L’occasion de Paris Photo sera aussi celle de la présentation du nouveau livre de Yan Morvan. Le 7 novembre, le photographe publie « BKK », une série qui nous plonge quarante ans en arrière, dans ses errances thaïlandaises.

« Franchement, j’étais complètement paumé. À mon retour, j’ai passé de l’héroïne sans le savoir, j’avais un look délirant, surtout, j’étais devenu un inconnu, pour ne pas dire un paria. » C’est comme cela que Yan Morvan, reporter à la carrière solide et aux sujets brûlants, raconte son retour de Thaïlande où il a passé six mois à partir de décembre 1979. Venu de la presse, ce baroudeur est passé par tous les métiers de la photographie et a vu ses clichés dans des publications de renom. Coordonnée à l’édition 2019 de Paris Photo, il publie BKK aux Éditions Noeve, un livre où il dévoile ses pérégrinations dans un Bangkok fiévreux. C’est aussi grâce à la complicité du directeur artistique Loïc Vincent que ce projet voit le jour. En lui donnant accès à ses archives, Yan Morvan a pu reprendre le cours de son histoire.

Comme ses précédents travaux sur les Hell’s Angels (Gang) ou sur les blousons noirs (Le cuir et la baston), BKK est un récit photographique. Parti pour capter la situation des réfugiés déplacés par l’invasion du Cambodge par le Vietnam et la guerre qui en suivit, ses reportages ne suscitent alors pas un grand intérêt auprès des rédactions occidentales. « Personne ne voulait de mes images, tout le monde regardait vers le conflit en Afghanistan, confie-t-il. C’est après ça que j’ai atterri à Bangkok, sans le sou et ne sachant pas vraiment où me mènerait ce voyage.» Arrivé dans un hôtel, puis voyant ses moyens se réduire à peau de chagrin, Yan Morvan va peu à peu sympathiser avec des filles, prostituées à temps partiel, qui l’accueilleront. Pour elles, il jouera parfois le rôle de rabatteur lorsque des journalistes un peu perdus viennent en ville.

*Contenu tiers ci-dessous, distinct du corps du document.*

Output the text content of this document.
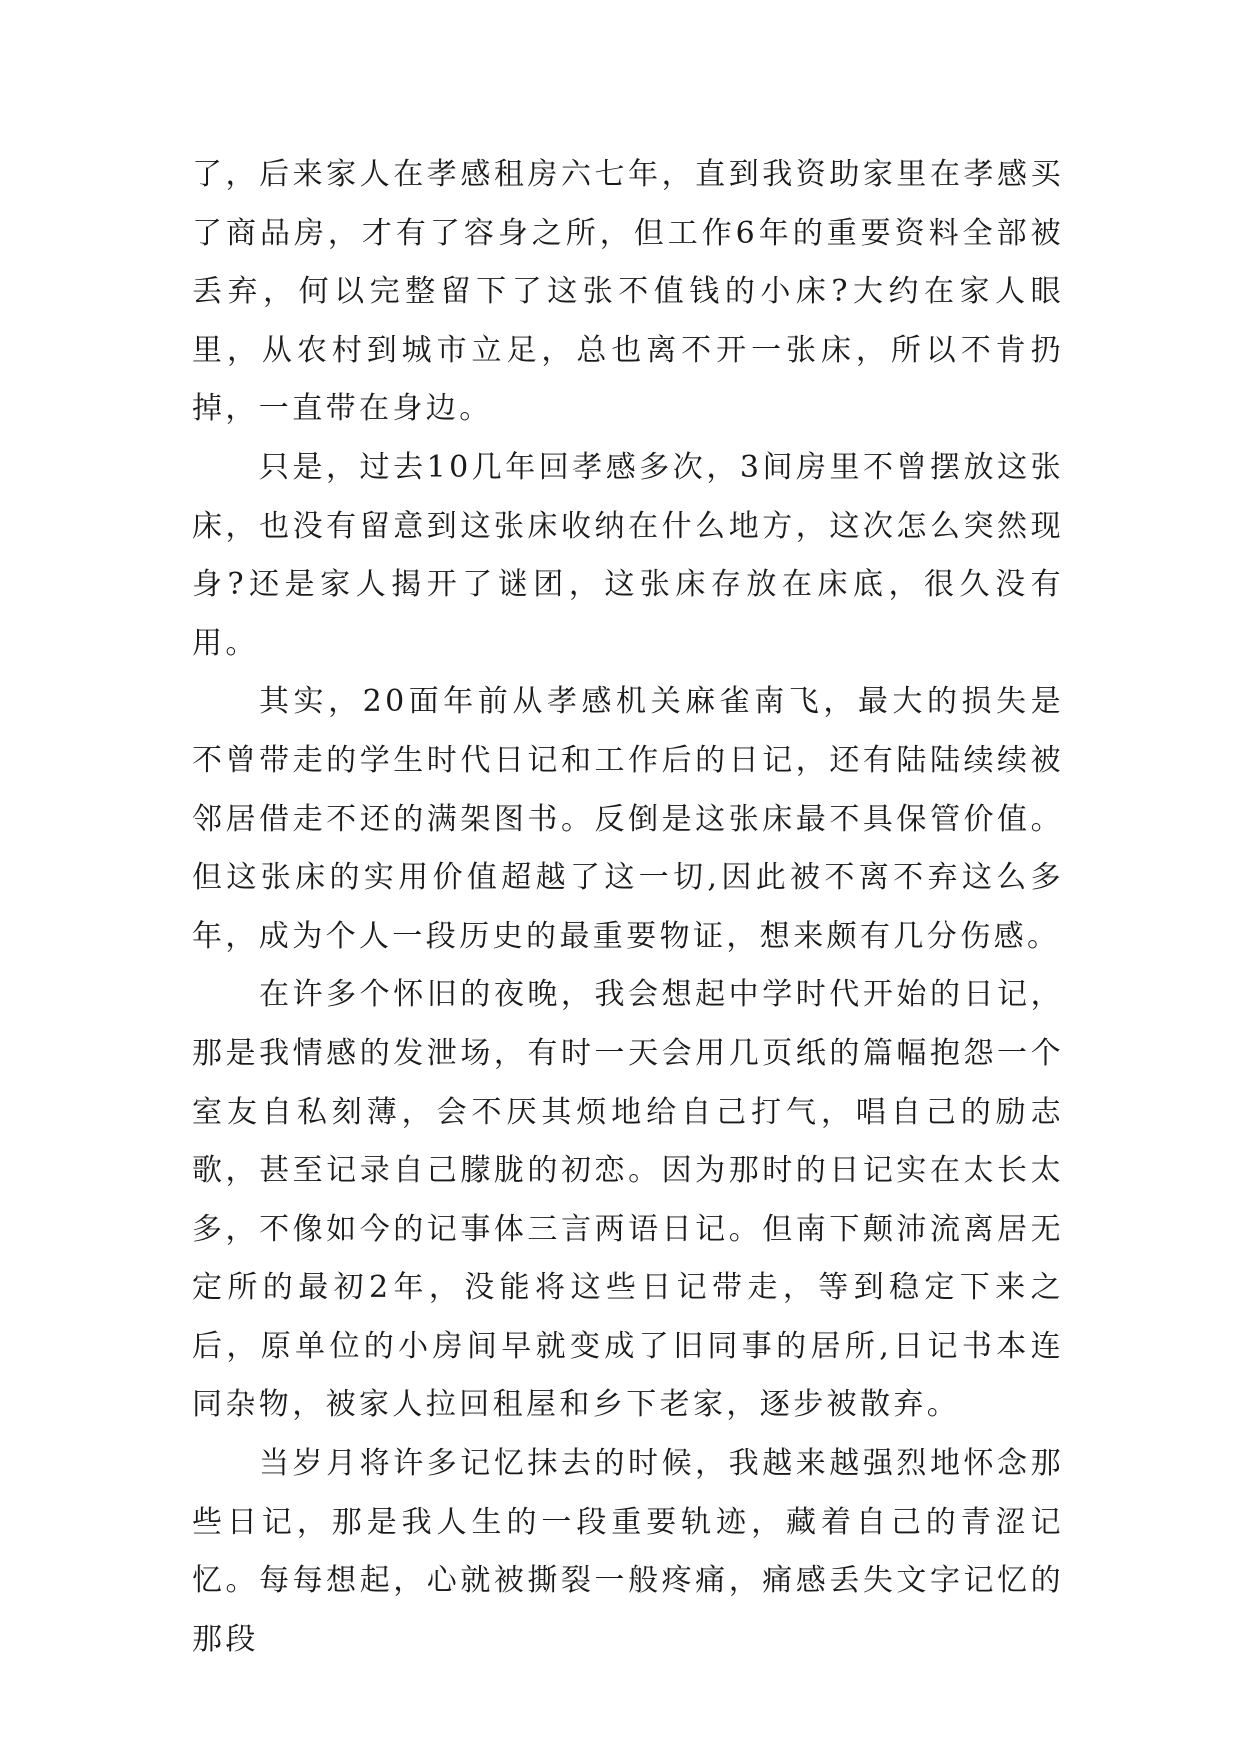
了，后来家人在孝感租房六七年，直到我资助家里在孝感买了商品房，才有了容身之所，但工作6年的重要资料全部被丢弃，何以完整留下了这张不值钱的小床?大约在家人眼里，从农村到城市立足，总也离不开一张床，所以不肯扔掉，一直带在身边。

只是，过去10几年回孝感多次，3间房里不曾摆放这张床，也没有留意到这张床收纳在什么地方，这次怎么突然现身?还是家人揭开了谜团，这张床存放在床底，很久没有用。

其实，20面年前从孝感机关麻雀南飞，最大的损失是不曾带走的学生时代日记和工作后的日记，还有陆陆续续被邻居借走不还的满架图书。反倒是这张床最不具保管价值。但这张床的实用价值超越了这一切,因此被不离不弃这么多年，成为个人一段历史的最重要物证，想来颇有几分伤感。

在许多个怀旧的夜晚，我会想起中学时代开始的日记，那是我情感的发泄场，有时一天会用几页纸的篇幅抱怨一个室友自私刻薄，会不厌其烦地给自己打气，唱自己的励志歌，甚至记录自己朦胧的初恋。因为那时的日记实在太长太多，不像如今的记事体三言两语日记。但南下颠沛流离居无定所的最初2年，没能将这些日记带走，等到稳定下来之后，原单位的小房间早就变成了旧同事的居所,日记书本连同杂物，被家人拉回租屋和乡下老家，逐步被散弃。

当岁月将许多记忆抹去的时候，我越来越强烈地怀念那些日记，那是我人生的一段重要轨迹，藏着自己的青涩记忆。每每想起，心就被撕裂一般疼痛，痛感丢失文字记忆的那段
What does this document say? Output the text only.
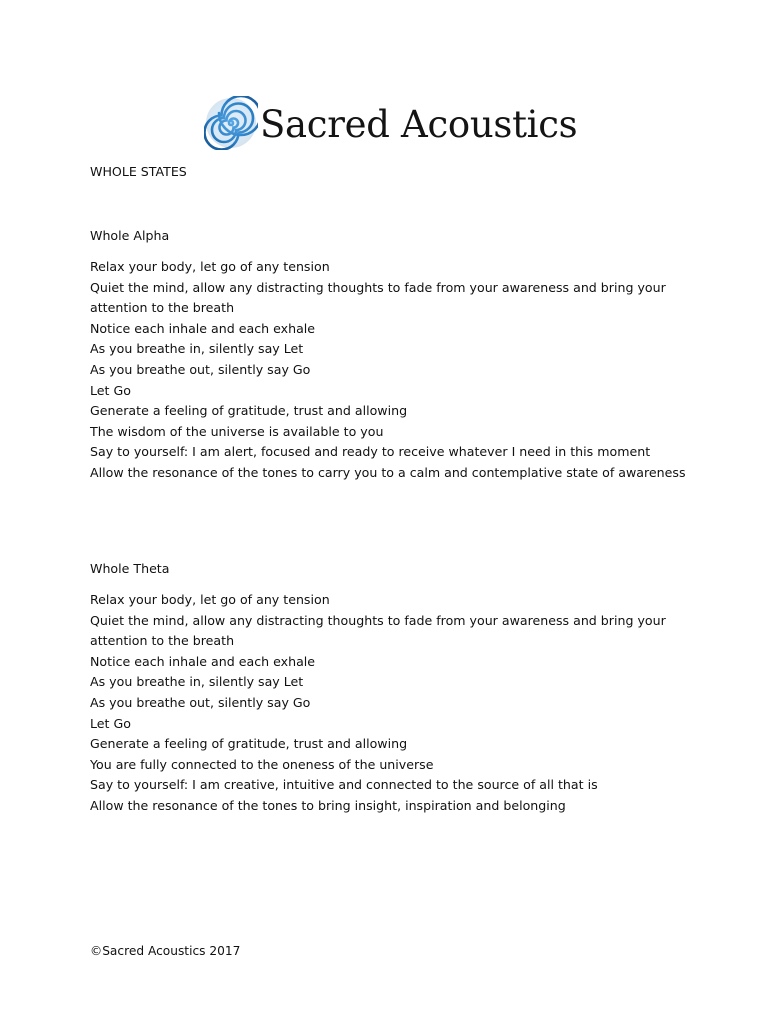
Sacred Acoustics
WHOLE STATES
Whole Alpha
Relax your body, let go of any tension
Quiet the mind, allow any distracting thoughts to fade from your awareness and bring your
attention to the breath
Notice each inhale and each exhale
As you breathe in, silently say Let
As you breathe out, silently say Go
Let Go
Generate a feeling of gratitude, trust and allowing
The wisdom of the universe is available to you
Say to yourself: I am alert, focused and ready to receive whatever I need in this moment
Allow the resonance of the tones to carry you to a calm and contemplative state of awareness
Whole Theta
Relax your body, let go of any tension
Quiet the mind, allow any distracting thoughts to fade from your awareness and bring your
attention to the breath
Notice each inhale and each exhale
As you breathe in, silently say Let
As you breathe out, silently say Go
Let Go
Generate a feeling of gratitude, trust and allowing
You are fully connected to the oneness of the universe
Say to yourself: I am creative, intuitive and connected to the source of all that is
Allow the resonance of the tones to bring insight, inspiration and belonging
©Sacred Acoustics 2017
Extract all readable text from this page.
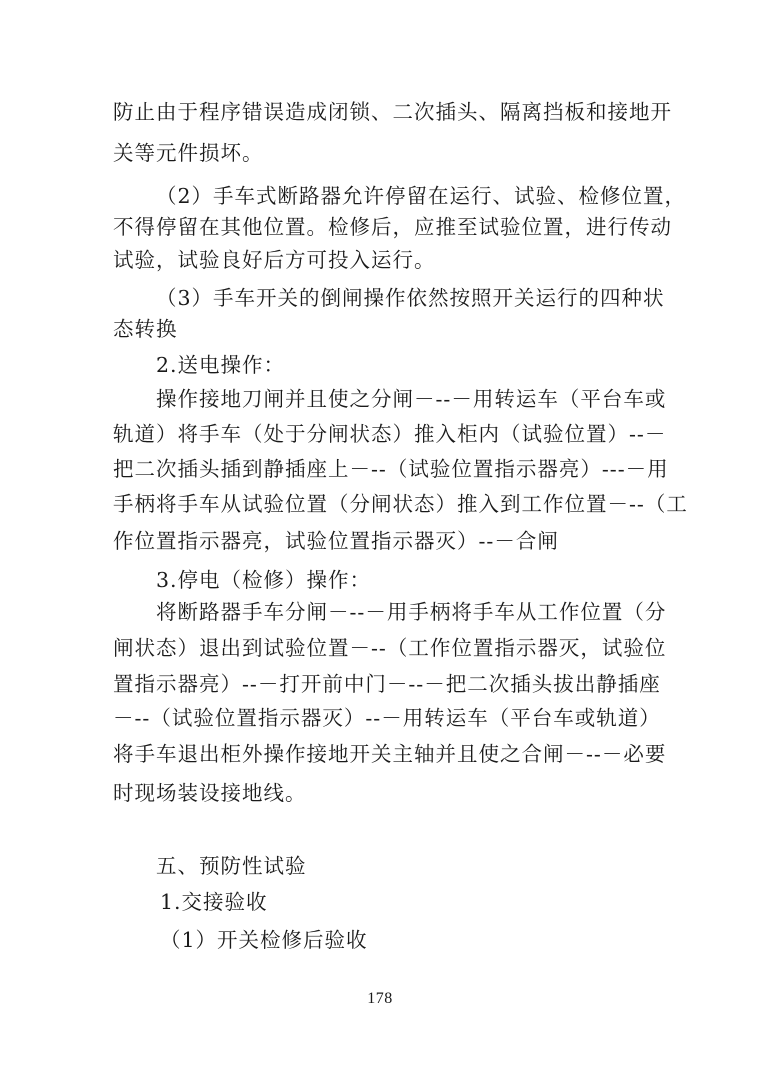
防止由于程序错误造成闭锁、二次插头、隔离挡板和接地开
关等元件损坏。
（2）手车式断路器允许停留在运行、试验、检修位置，
不得停留在其他位置。检修后，应推至试验位置，进行传动
试验，试验良好后方可投入运行。
（3）手车开关的倒闸操作依然按照开关运行的四种状
态转换
2.送电操作：
操作接地刀闸并且使之分闸－--－用转运车（平台车或
轨道）将手车（处于分闸状态）推入柜内（试验位置）--－
把二次插头插到静插座上－--（试验位置指示器亮）---－用
手柄将手车从试验位置（分闸状态）推入到工作位置－--（工
作位置指示器亮，试验位置指示器灭）--－合闸
3.停电（检修）操作：
将断路器手车分闸－--－用手柄将手车从工作位置（分
闸状态）退出到试验位置－--（工作位置指示器灭，试验位
置指示器亮）--－打开前中门－--－把二次插头拔出静插座
－--（试验位置指示器灭）--－用转运车（平台车或轨道）
将手车退出柜外操作接地开关主轴并且使之合闸－--－必要
时现场装设接地线。
五、预防性试验
1.交接验收
（1）开关检修后验收
178
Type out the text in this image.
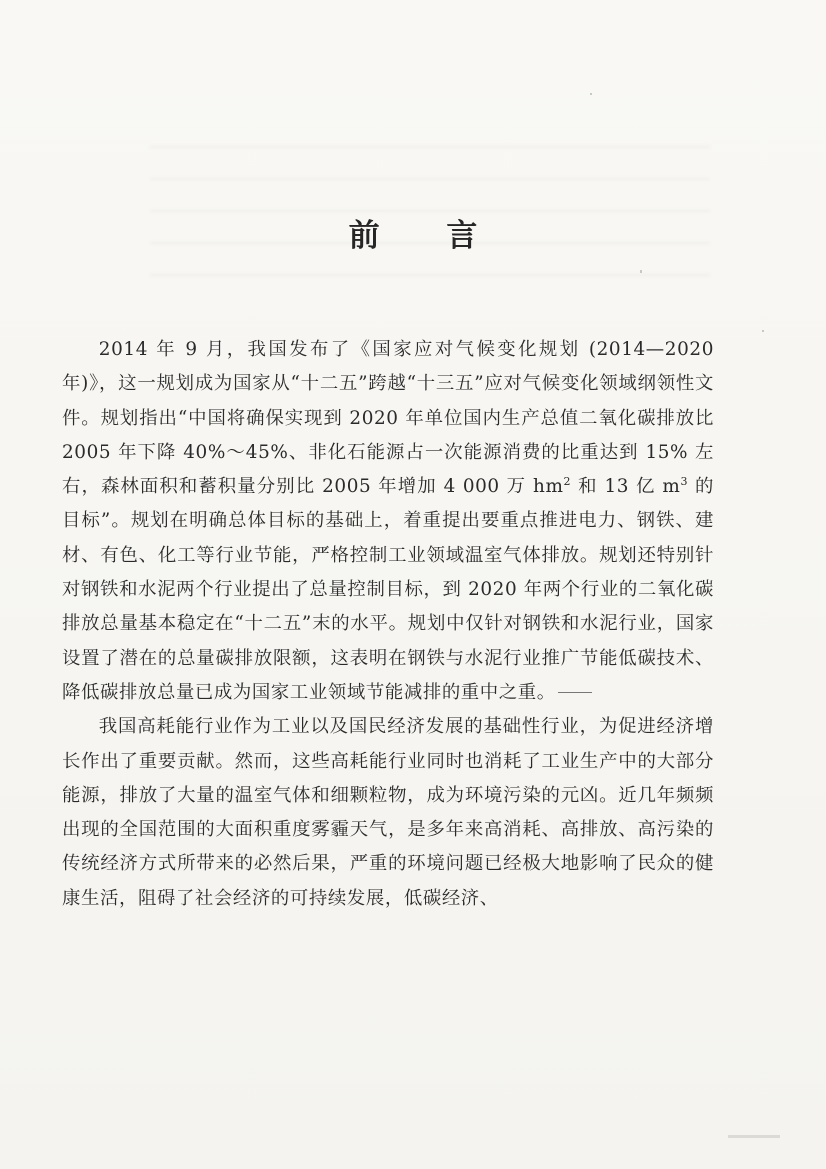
前 言

2014 年 9 月，我国发布了《国家应对气候变化规划 (2014—2020 年)》，这一规划成为国家从“十二五”跨越“十三五”应对气候变化领域纲领性文件。规划指出“中国将确保实现到 2020 年单位国内生产总值二氧化碳排放比 2005 年下降 40%～45%、非化石能源占一次能源消费的比重达到 15% 左右，森林面积和蓄积量分别比 2005 年增加 4 000 万 $hm^2$ 和 13 亿 $m^3$ 的目标”。规划在明确总体目标的基础上，着重提出要重点推进电力、钢铁、建材、有色、化工等行业节能，严格控制工业领域温室气体排放。规划还特别针对钢铁和水泥两个行业提出了总量控制目标，到 2020 年两个行业的二氧化碳排放总量基本稳定在“十二五”末的水平。规划中仅针对钢铁和水泥行业，国家设置了潜在的总量碳排放限额，这表明在钢铁与水泥行业推广节能低碳技术、降低碳排放总量已成为国家工业领域节能减排的重中之重。

我国高耗能行业作为工业以及国民经济发展的基础性行业，为促进经济增长作出了重要贡献。然而，这些高耗能行业同时也消耗了工业生产中的大部分能源，排放了大量的温室气体和细颗粒物，成为环境污染的元凶。近几年频频出现的全国范围的大面积重度雾霾天气，是多年来高消耗、高排放、高污染的传统经济方式所带来的必然后果，严重的环境问题已经极大地影响了民众的健康生活，阻碍了社会经济的可持续发展，低碳经济、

La nouvelle économie sexuelle

Il commence alors une errance, mais sans renoncer à la photographie. Bien qu’il considère BKK comme l’un de ses travaux les plus personnels, ce livre est plus qu’une simple chronique à la première personne. Yan Morvan réalise par l’édition un travail sur la réalité de la vie dans la capitale thaïlandaise à cette époque. Il révèle également l’impact qu’ont les Occidentaux venus s’encanailler sur le quotidien de la population locale. « Je parle ici du comportement des touristes, d’où le titre BKK (code de l’aéroport international de Bangkok, NDLR), précise-t-il. Pour moi, ceux sont les voyagistes qui fabriquent les bordels. Les Thaïlandais l’ont compris : ils demandent du sexe, alors on va leur en donner. »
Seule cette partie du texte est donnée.